Residual diagnostics#

[8]:
diag = result["residual_diagnostics"]
fitted = np.asarray(diag["fitted_values"], dtype=float)
resid = np.asarray(diag["residuals"], dtype=float)

_fig, axes = plt.subplots(1, 2, figsize=(9, 3.2))
axes[0].scatter(fitted, resid, s=30, color="#1f77b4")
axes[0].axhline(0, color="k", linewidth=0.7)
axes[0].set_xlabel("Fitted")
axes[0].set_ylabel("Residual")
axes[0].set_title("Residuals vs fitted")

axes[1].hist(resid, bins=8, color="#1f77b4", edgecolor="k")
axes[1].set_xlabel("Residual")
axes[1].set_title("Residual distribution")
plt.tight_layout()
plt.show()

print(f"Shapiro-Wilk p-value : {diag['shapiro_wilk']['p_value']:.3f}")
print(f"Durbin-Watson        : {diag['durbin_watson']:.2f}")
print(f"Breusch-Pagan p-value: {diag['breusch_pagan']['p_value']:.3f}")
../../../_images/user_guide_case_studies_design-analysis-experiments_factorial-oil-company-doe_14_0.png
Shapiro-Wilk p-value : 0.000
Durbin-Watson        : 1.52
Breusch-Pagan p-value: 0.050

What to try next#

  • Drop the terms below the |t| = 2 line and re-fit. The model R squared will go down a touch but the adjusted R squared usually goes up because the noise terms penalise the unadjusted statistic.

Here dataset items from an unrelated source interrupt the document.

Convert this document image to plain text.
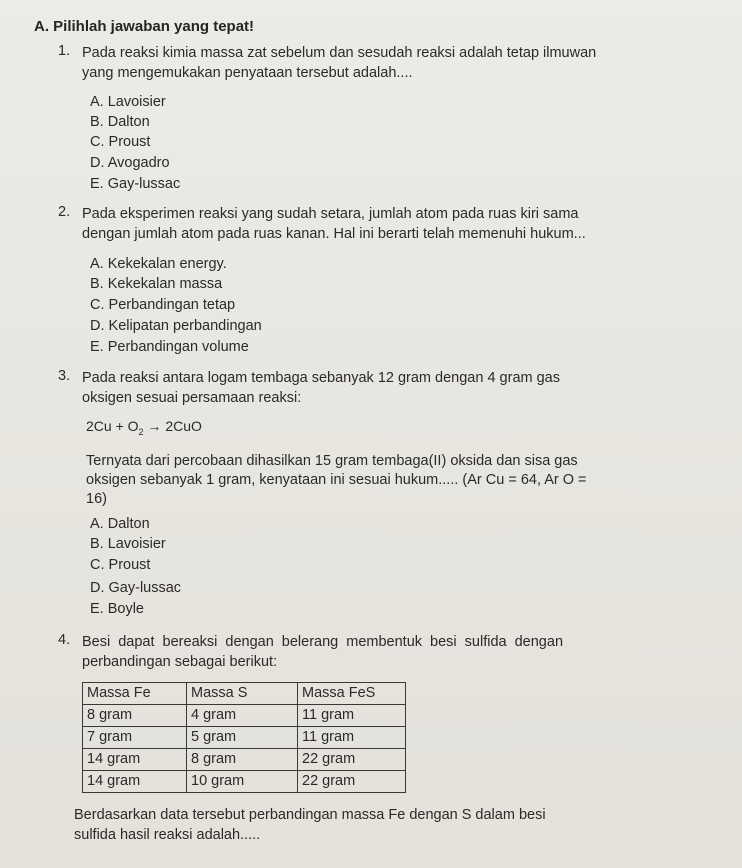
A. Pilihlah jawaban yang tepat!
1. Pada reaksi kimia massa zat sebelum dan sesudah reaksi adalah tetap ilmuwan
yang mengemukakan penyataan tersebut adalah....
A. Lavoisier
B. Dalton
C. Proust
D. Avogadro
E. Gay-lussac
2. Pada eksperimen reaksi yang sudah setara, jumlah atom pada ruas kiri sama
dengan jumlah atom pada ruas kanan. Hal ini berarti telah memenuhi hukum...
A. Kekekalan energy.
B. Kekekalan massa
C. Perbandingan tetap
D. Kelipatan perbandingan
E. Perbandingan volume
3. Pada reaksi antara logam tembaga sebanyak 12 gram dengan 4 gram gas
oksigen sesuai persamaan reaksi:
$2Cu + O_2 \to 2CuO$
Ternyata dari percobaan dihasilkan 15 gram tembaga(II) oksida dan sisa gas
oksigen sebanyak 1 gram, kenyataan ini sesuai hukum..... (Ar Cu = 64, Ar O =
16)
A. Dalton
B. Lavoisier
C. Proust
D. Gay-lussac
E. Boyle
4. Besi dapat bereaksi dengan belerang membentuk besi sulfida dengan
perbandingan sebagai berikut:
Massa Fe	Massa S	Massa FeS
8 gram	4 gram	11 gram
7 gram	5 gram	11 gram
14 gram	8 gram	22 gram
14 gram	10 gram	22 gram
Berdasarkan data tersebut perbandingan massa Fe dengan S dalam besi
sulfida hasil reaksi adalah.....
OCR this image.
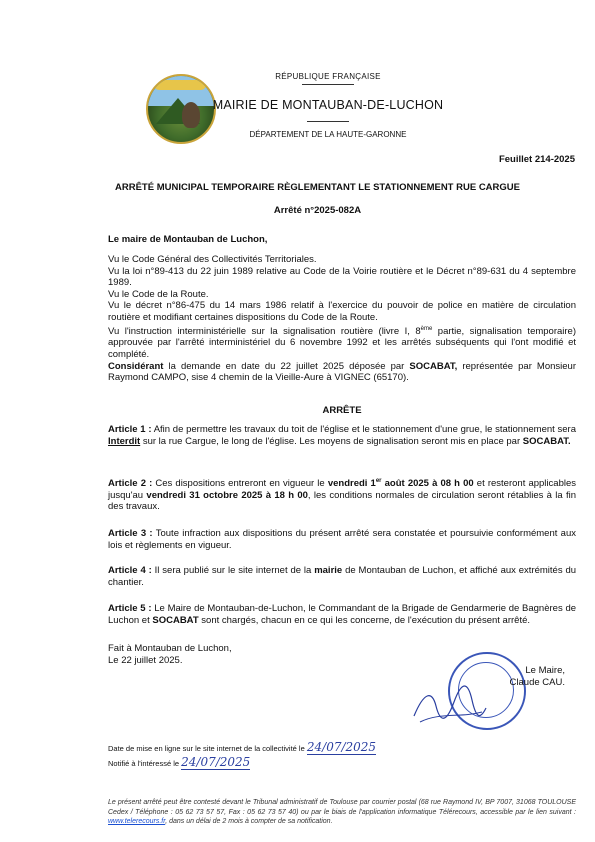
RÉPUBLIQUE FRANÇAISE
MAIRIE DE MONTAUBAN-DE-LUCHON
DÉPARTEMENT DE LA HAUTE-GARONNE
Feuillet 214-2025
ARRÊTÉ MUNICIPAL TEMPORAIRE RÈGLEMENTANT LE STATIONNEMENT RUE CARGUE
Arrêté n°2025-082A
Le maire de Montauban de Luchon,
Vu le Code Général des Collectivités Territoriales.
Vu la loi n°89-413 du 22 juin 1989 relative au Code de la Voirie routière et le Décret n°89-631 du 4 septembre 1989.
Vu le Code de la Route.
Vu le décret n°86-475 du 14 mars 1986 relatif à l'exercice du pouvoir de police en matière de circulation routière et modifiant certaines dispositions du Code de la Route.
Vu l'instruction interministérielle sur la signalisation routière (livre I, 8ème partie, signalisation temporaire) approuvée par l'arrêté interministériel du 6 novembre 1992 et les arrêtés subséquents qui l'ont modifié et complété.
Considérant la demande en date du 22 juillet 2025 déposée par SOCABAT, représentée par Monsieur Raymond CAMPO, sise 4 chemin de la Vieille-Aure à VIGNEC (65170).
ARRÊTE
Article 1 : Afin de permettre les travaux du toit de l'église et le stationnement d'une grue, le stationnement sera Interdit sur la rue Cargue, le long de l'église. Les moyens de signalisation seront mis en place par SOCABAT.
Article 2 : Ces dispositions entreront en vigueur le vendredi 1er août 2025 à 08 h 00 et resteront applicables jusqu'au vendredi 31 octobre 2025 à 18 h 00, les conditions normales de circulation seront rétablies à la fin des travaux.
Article 3 : Toute infraction aux dispositions du présent arrêté sera constatée et poursuivie conformément aux lois et règlements en vigueur.
Article 4 : Il sera publié sur le site internet de la mairie de Montauban de Luchon, et affiché aux extrémités du chantier.
Article 5 : Le Maire de Montauban-de-Luchon, le Commandant de la Brigade de Gendarmerie de Bagnères de Luchon et SOCABAT sont chargés, chacun en ce qui les concerne, de l'exécution du présent arrêté.
Fait à Montauban de Luchon,
Le 22 juillet 2025.
Le Maire,
Claude CAU.
Date de mise en ligne sur le site internet de la collectivité le 24/07/2025
Notifié à l'intéressé le 24/07/2025
Le présent arrêté peut être contesté devant le Tribunal administratif de Toulouse par courrier postal (68 rue Raymond IV, BP 7007, 31068 TOULOUSE Cedex / Téléphone : 05 62 73 57 57, Fax : 05 62 73 57 40) ou par le biais de l'application informatique Télérecours, accessible par le lien suivant : www.telerecours.fr, dans un délai de 2 mois à compter de sa notification.
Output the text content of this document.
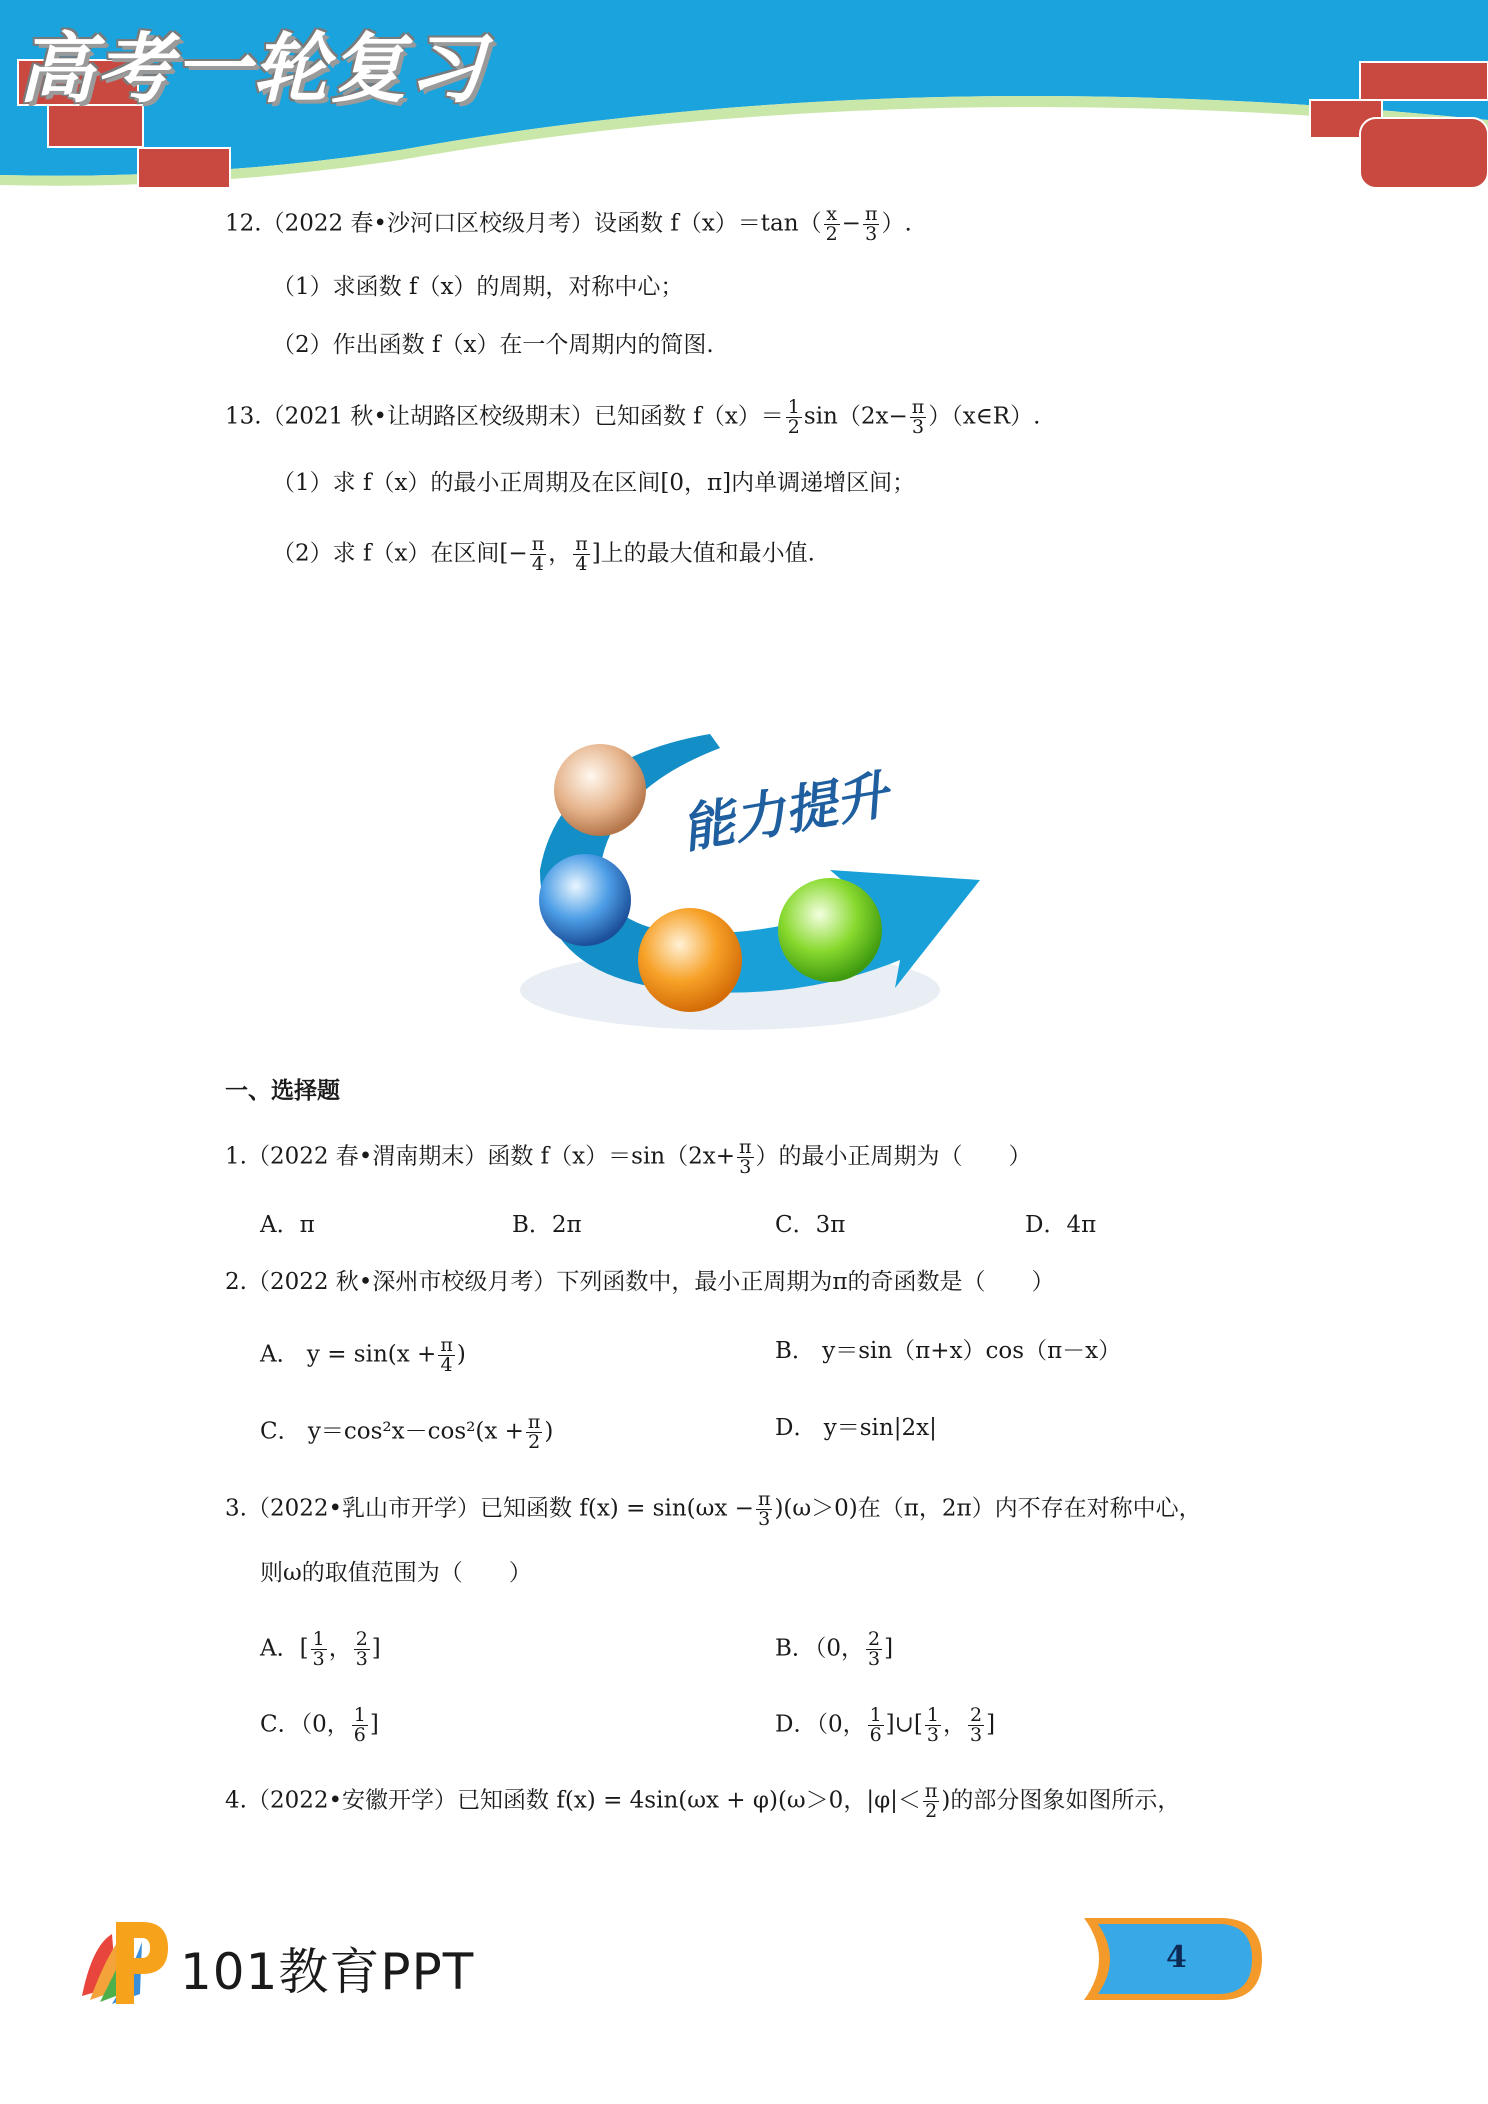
高考一轮复习
12.（2022 春•沙河口区校级月考）设函数 $f(x)=\tan( \frac{x}{2} - \frac{\pi}{3}$ ）.
（1）求函数 f（x）的周期，对称中心；
（2）作出函数 f（x）在一个周期内的简图.
13.（2021 秋•让胡路区校级期末）已知函数 $f(x)= \frac{1}{2} \sin(2x- \frac{\pi}{3}$ ）（x∈R）.
（1）求 f（x）的最小正周期及在区间[0，π]内单调递增区间；
（2）求 f（x）在区间[− $\frac{\pi}{4}$ ， $\frac{\pi}{4}$ ]上的最大值和最小值.
能力提升
一、选择题
1.（2022 春•渭南期末）函数 $f(x)=\sin(2x+ \frac{\pi}{3}$ ）的最小正周期为（　　）
A．π	B．2π	C．3π	D．4π
2.（2022 秋•深州市校级月考）下列函数中，最小正周期为π的奇函数是（　　）
A． $y = \sin(x + \frac{\pi}{4}$ )	B． y＝sin（π+x）cos（π－x）
C． $y=\cos^2x-\cos^2(x + \frac{\pi}{2}$ )	D． y＝sin|2x|
3.（2022•乳山市开学）已知函数 $f(x) = \sin(\omega x - \frac{\pi}{3} )(\omega>0)$在（π，2π）内不存在对称中心，
则ω的取值范围为（　　）
A．[ $\frac{1}{3}$ ， $\frac{2}{3}$ ]	B．（0， $\frac{2}{3}$ ]
C．（0， $\frac{1}{6}$ ]	D．（0， $\frac{1}{6}$ ]∪[ $\frac{1}{3}$ ， $\frac{2}{3}$ ]
4.（2022•安徽开学）已知函数 f(x) = 4sin(ωx + φ)(ω＞0，$|\varphi|< \frac{\pi}{2}$ )的部分图象如图所示，
101教育PPT	4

  • Pass analysis_type="lack_of_fit" to ask whether the residual variation is consistent with pure replication error, which tells you whether a curvature term is missing.

  • For follow-up experimentation, the :func:process_improve.experiments.strategy.recommend_strategy function will propose where to run the next batch of experiments given the coefficients you have already estimated.